Actually it was a strip club/sports bar. It was in Umatilla Oregon. Businesses in small towns always seem to be combinations. Tire Store/Taxidermy/Meth Lab next to the Gas Station/Casino/Bait Shop. Actually "The Bait Shop" would be a great name for a strip club. Or a sushi restaurant. Or a combination Strip Club/Sushi Restaurant/Sporting Goods Store. This particular sports bar/strip club was just called "The Riverside." Kind of boring. Especially since the Umatilla area is known for growing watermelons. Who wouldn't want to go to a strip club named "Watermelons?" Besides black people I mean. I've done a lot of shows over the years for the employees of different businesses, but I think I need to start doing more for strip clubs. They were a hell of a lot more fun then the usual Mortgage Company stiffs I have to water my act down for normally. Plus the Mortgage Companies never pay me with $1 bills. So the show was great for the comedy part of my brain anyway.
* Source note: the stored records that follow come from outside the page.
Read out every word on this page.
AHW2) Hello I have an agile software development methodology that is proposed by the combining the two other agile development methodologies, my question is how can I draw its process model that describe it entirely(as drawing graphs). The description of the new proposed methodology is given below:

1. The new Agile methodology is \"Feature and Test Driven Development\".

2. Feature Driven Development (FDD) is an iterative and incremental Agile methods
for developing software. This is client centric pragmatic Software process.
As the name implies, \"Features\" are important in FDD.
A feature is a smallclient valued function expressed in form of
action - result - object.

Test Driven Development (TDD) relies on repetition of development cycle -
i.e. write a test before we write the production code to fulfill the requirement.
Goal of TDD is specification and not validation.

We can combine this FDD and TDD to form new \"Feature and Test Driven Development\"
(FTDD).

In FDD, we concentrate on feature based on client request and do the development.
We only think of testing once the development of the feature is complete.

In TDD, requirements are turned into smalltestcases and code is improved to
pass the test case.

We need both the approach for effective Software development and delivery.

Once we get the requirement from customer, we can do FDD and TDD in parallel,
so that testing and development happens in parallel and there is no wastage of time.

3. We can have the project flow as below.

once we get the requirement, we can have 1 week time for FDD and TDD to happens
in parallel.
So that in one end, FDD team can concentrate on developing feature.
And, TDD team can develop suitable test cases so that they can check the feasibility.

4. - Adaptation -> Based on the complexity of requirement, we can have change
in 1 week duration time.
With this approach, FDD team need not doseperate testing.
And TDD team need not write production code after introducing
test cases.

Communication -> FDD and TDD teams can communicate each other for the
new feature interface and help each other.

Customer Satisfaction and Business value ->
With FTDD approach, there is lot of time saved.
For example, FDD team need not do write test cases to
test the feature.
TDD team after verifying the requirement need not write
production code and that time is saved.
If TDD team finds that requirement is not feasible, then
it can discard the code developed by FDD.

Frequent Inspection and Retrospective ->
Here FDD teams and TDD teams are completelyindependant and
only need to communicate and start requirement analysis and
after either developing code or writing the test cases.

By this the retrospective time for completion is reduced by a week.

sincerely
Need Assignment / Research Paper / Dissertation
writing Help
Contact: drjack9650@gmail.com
The penis part of my brain left a little disappointed. Who wants  to be at a strip club the night all the dancers are wearing clothes and eating buffet nachos?  That's probably not the first image that pops in your head when you hear the words "Stripper Buffet." I guess it is a more unique story. A lot of people have seen strippers naked. I have even. A lot of people have gotten a lap dance from strippers. I might have, that's not really your business. What may or may not have happened between me and Diamond isn't really your concern. A lot of people have stories about the time they partied with strippers, did coke with strippers, or even had sex with strippers. I haven't done any of those things, but.... I did see strippers eat. That's like seeing a unicorn.
 I guess it's more like seeing a unicorn on a night that it wore really tight jeans over its horn so you just had to take it's word for it that it was actually a unicorn.